162883, 83091, two rather long sentences which only differ in the subject being "my mom" vs. "my dad".
Shouldn't we remove one of such pairs and concentrate on the gist instead of wasting our efforts on translating countless variants?
> the gist instead of wasting our efforts on translating
> countless variants?
There is a constant effort to remove near - duplicates. At the current rate we're probably losing a couple of dozen a week, if not more.
However removing duplicates does not produce _new_ content. And new content is what's needed to fill out Tatoeba and make it more appealing.
Currently I am thinking about how I could involve my Japanese language exchange partner to produce some content. At least, I will check with her some sentences I found dubious.
So how would be the best procedure if I come across such a sentence pair? Make a comment? Add it to the "mark for deletion" list?
Our position is: people can do whatever they like. If they want to add all the possible variations, they can. If they don't want to, they don't have to.
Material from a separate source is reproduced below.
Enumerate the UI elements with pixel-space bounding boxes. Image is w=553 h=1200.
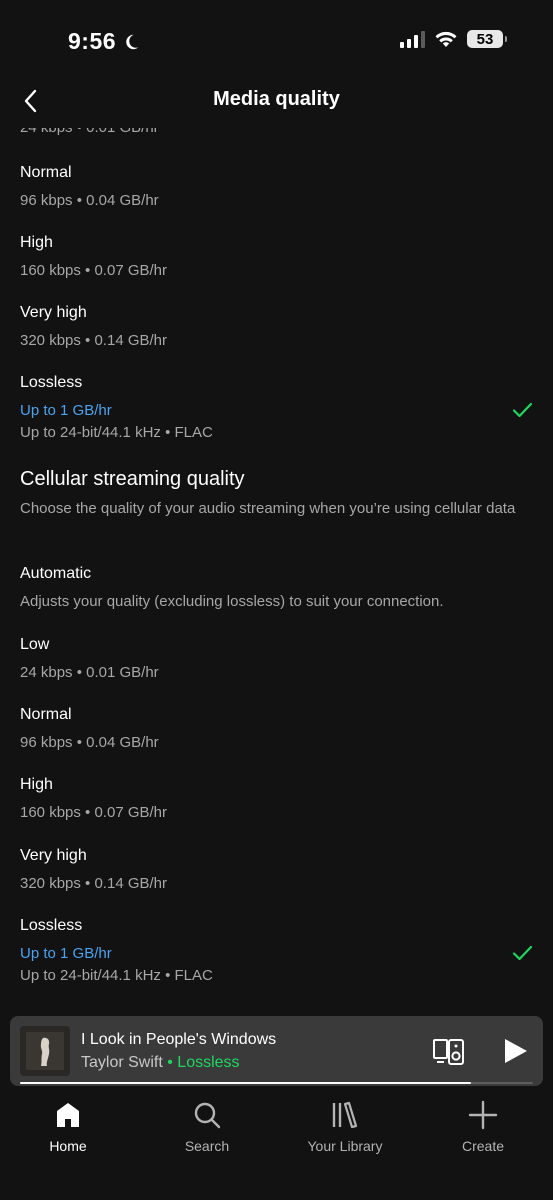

It doesn't hurt to have "near duplicates". It just make Tatoeba a bit noisy. But that's our job, as engineers, to figure out how to filter and organize data so that it can be used efficiently for language learners.
Meanwhile, as sysko said, variations of sentences can be very useful for language processing, so we shouldn't delete them.
It also gives people a chance to notice what sentences I'm excluding and ask why (or just complain ;-).
I just want to know how we should approach sentences we find should not appear there (e.g. hiragana-kanji variants of exactly the same sentence.)
* Examples of what may be considered good near duplicates:
- He studies English in the early morning.
- She studies French in the late afternoon.
* Examples of what may be considered to just be clutter.
- He studies English.
- She studies English.
- John studies English
- Fred studies English.
- That man studies English.
- That woman studies English.
Perhaps sentences of the "clutter" type need to be dealt with.